Why should someone in his late 70’s be thinking about the future of the church and his own community? Leave it to younger people; they’re going to live then, not you.
I’ve been reading the 1977 novel “Lancelot” by Walker Percy, who writes incisively about modern American life and I think he’s “on to something.”
It’s a story of a man confined to a mental hospital after setting fire to his beautiful ancestral home in Louisiana and murdering his wife and her lover. Fed up with the evils of his time, he thinks they have to end, even if it takes blazing fire to do it. He’s turned against the modern world and is looking for what’s next; he’s “on to something.”
The book is his conversations with a visitor, an old friend , a priest. The priest’s role interests me. He visits the hospital regularly and listens, hardly saying a word. That’s because Lancelot, the main character in the novel, no longer believes in the faith the priest represents.
Still, the priest listens; Lancelot occasionally seeking acknowledgement that he understands. The priest has been affected by the modern world too. “When our eyes met, there was a sense of our having gone through a great deal together, wasn’t there?” Yet the priest has something his friend wants to regain, but it wont take place in a day.
‘When I saw you yesterday, it was like seeing myself. I had the sense of being overtaken by something, by the past, by myself.”
“Perhaps I talk to you because of your silence. Your silence is the only conversation I can listen to,” Lancelot remarks. Only as the book ends does he say to the priest: “Very well, I’ve finished. Is there anything you wish to tell me?”
As we foresee an increasingly secularized society what shall we do? Withdraw to a few secure places of faith and speak only to a diminished number of believers? Or engage the Lancelots of this world who are “on to something” yet have trouble accepting the gospel and the church and all they entail?

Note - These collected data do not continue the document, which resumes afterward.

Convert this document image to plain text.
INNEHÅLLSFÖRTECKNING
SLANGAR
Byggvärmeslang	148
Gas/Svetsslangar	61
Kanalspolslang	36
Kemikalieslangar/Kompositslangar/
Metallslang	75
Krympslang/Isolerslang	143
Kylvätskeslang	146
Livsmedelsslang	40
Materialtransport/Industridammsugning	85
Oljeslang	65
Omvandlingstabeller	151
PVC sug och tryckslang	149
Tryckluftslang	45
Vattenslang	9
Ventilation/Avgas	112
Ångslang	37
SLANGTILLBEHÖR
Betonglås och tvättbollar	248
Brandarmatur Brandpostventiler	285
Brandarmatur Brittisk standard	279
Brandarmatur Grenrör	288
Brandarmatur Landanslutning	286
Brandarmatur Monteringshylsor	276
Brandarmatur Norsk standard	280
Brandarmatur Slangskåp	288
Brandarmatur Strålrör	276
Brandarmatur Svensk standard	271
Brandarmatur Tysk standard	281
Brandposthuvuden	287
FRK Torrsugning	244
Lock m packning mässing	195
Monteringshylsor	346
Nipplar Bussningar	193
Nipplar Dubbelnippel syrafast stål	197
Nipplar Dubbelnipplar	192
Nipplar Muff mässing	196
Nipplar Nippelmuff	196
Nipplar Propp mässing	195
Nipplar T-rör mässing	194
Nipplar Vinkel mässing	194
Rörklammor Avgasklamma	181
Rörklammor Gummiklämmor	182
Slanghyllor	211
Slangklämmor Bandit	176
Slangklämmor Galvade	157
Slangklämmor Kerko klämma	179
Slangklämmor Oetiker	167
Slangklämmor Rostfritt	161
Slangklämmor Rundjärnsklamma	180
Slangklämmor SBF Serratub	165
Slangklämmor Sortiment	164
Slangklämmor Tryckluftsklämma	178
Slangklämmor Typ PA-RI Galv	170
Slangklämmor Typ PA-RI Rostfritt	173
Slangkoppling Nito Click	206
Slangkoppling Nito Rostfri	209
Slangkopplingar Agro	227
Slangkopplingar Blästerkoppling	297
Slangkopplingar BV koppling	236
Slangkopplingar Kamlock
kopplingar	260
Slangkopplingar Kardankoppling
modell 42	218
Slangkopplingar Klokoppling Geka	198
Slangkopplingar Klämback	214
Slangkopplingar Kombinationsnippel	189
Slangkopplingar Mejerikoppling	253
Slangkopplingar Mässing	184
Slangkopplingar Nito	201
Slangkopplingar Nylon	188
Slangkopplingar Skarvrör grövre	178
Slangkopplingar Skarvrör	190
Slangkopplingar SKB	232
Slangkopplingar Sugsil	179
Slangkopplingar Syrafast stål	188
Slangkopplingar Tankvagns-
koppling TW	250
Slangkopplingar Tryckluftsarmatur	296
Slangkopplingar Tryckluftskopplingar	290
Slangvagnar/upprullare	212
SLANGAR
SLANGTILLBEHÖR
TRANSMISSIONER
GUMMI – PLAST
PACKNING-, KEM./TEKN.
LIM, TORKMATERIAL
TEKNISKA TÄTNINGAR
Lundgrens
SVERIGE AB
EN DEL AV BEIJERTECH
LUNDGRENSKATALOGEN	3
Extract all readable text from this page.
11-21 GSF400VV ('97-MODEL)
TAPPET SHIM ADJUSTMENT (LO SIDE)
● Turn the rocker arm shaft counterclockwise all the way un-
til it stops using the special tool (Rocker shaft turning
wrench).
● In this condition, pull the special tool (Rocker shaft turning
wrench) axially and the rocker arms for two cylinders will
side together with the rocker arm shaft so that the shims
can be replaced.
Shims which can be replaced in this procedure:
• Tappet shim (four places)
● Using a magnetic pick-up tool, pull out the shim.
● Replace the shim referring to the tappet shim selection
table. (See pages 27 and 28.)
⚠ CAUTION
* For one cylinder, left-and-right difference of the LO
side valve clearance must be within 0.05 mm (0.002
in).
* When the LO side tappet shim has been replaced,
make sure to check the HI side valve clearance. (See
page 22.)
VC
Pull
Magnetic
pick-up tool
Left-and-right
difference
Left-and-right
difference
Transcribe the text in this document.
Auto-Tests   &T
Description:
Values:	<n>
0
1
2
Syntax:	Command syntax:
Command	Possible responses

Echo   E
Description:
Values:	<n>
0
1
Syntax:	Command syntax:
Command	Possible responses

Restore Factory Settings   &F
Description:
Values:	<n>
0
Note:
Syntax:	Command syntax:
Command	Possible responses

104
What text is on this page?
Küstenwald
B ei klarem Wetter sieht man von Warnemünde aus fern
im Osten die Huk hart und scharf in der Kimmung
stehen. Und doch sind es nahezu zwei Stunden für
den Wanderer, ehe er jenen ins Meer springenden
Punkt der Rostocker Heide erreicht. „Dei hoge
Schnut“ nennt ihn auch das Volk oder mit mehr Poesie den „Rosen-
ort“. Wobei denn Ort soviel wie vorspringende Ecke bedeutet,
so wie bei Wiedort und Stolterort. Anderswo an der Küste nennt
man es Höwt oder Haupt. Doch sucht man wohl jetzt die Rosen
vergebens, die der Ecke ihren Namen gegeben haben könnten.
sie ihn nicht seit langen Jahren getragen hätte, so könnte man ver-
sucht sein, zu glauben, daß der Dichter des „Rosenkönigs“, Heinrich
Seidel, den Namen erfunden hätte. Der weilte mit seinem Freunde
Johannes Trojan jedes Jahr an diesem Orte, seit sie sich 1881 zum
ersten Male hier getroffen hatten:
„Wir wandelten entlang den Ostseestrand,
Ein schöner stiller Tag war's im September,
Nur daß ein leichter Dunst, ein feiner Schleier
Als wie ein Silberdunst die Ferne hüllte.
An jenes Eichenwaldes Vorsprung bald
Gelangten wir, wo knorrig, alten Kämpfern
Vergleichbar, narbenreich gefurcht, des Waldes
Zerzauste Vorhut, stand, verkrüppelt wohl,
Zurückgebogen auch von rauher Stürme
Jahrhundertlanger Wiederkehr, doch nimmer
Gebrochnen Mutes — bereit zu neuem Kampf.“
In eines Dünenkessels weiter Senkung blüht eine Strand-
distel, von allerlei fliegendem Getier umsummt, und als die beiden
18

“Go out to the whole world and preach the good news…”Is silence a way of evangelizing the world as well as words?
I visited some sisters recently living simply in a big city neighborhood where not many go to church. Their neighbors love them; they’re not preachy people, but I tell them they’re the pastors of the place. Too bad, instead of investigating nuns, Rome doesn’t praise religious women like them who engage so many who don’t darken a church door.
My own community is engaged now in planning its future. Instead of being absorbed in its institutions, I wish it would think more about the world of Lancelot.